Letters of Intent for 2015

LoI 2015-213
Star Formation across Scales in the Universe

Date: 3 August 2015 to 6 August 2015
Location: Honolulu, Hawaii, United States
Contact: Philippe ANDRE (pandre@cea.fr)
Coordinating division: Division H Interstellar Matter and Local Universe
Co-Chairs of SOC: Philippe ANDRÉ (CEA Saclay)
Steve EALES (Cardif University)
Chair of LOC: TBD ()



* Formation of molecular clouds and global conditions for star formation

* Filamentary structure of the ISM and its relevance to star formation on GMC scales

* Star cluster formation and feedback

* Massive star formation and early evolution of young massive star clusters

* Origin and Universality of the IMF

* Is there a fundamental difference between low-mass and high-mass star formation ?

* The ISM in the Milky Way compared to local and high-z galaxies

* Global star formation in galaxies and its dependence on external environment and internal properties such as metallicity

* Star formation laws and thresholds

* Star formation in “main-sequence” disk versus starburst galaxies

* Co-evolution of AGNs and star formation in galaxies

* Galaxy populations and their ISM evolution over cosmic time

* Is there a fundamental difference between local and high-z star formation or is star formation “universal” ?
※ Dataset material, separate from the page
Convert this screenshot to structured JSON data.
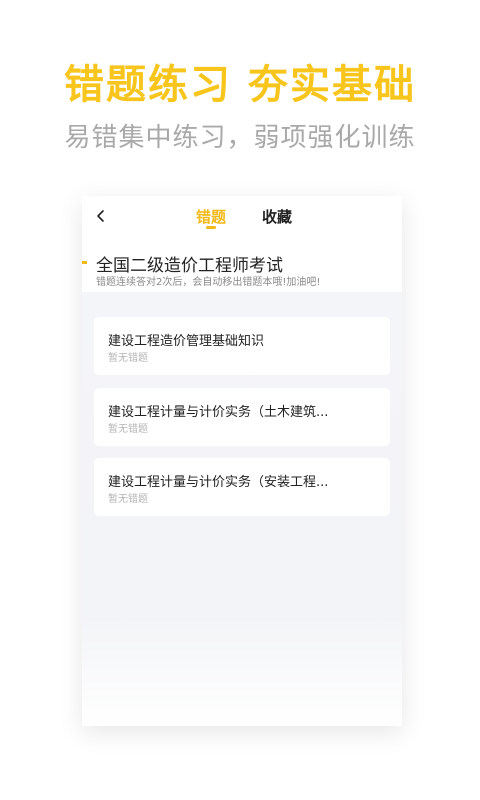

The results of recent infrared and submillimeter surveys with, e.g., the Spitzer and Herschel space observatories suggest that star formation in dense molecular gas is governed by essentially the same “laws” in nearby Galactic clouds and distant external galaxies. This raises the possibility of a unified picture of star formation in the Universe from small scales (clouds, filaments, cores) to galaxy-wide scales.
The proposed symposium would bring together researchers working on star formation throughout the Universe from nearby clouds to local galaxies to high-redshift galaxies, both observers and theorists, who would debate the fundamental question whether the dominant mode of star formation is universal.
With the advent of powerful observational facilities such as ALMA and high-resolution, multi-scale numerical simulations, we believe the time is ripe for such a meeting bridging the gap between Galactic and extragalactic star formation.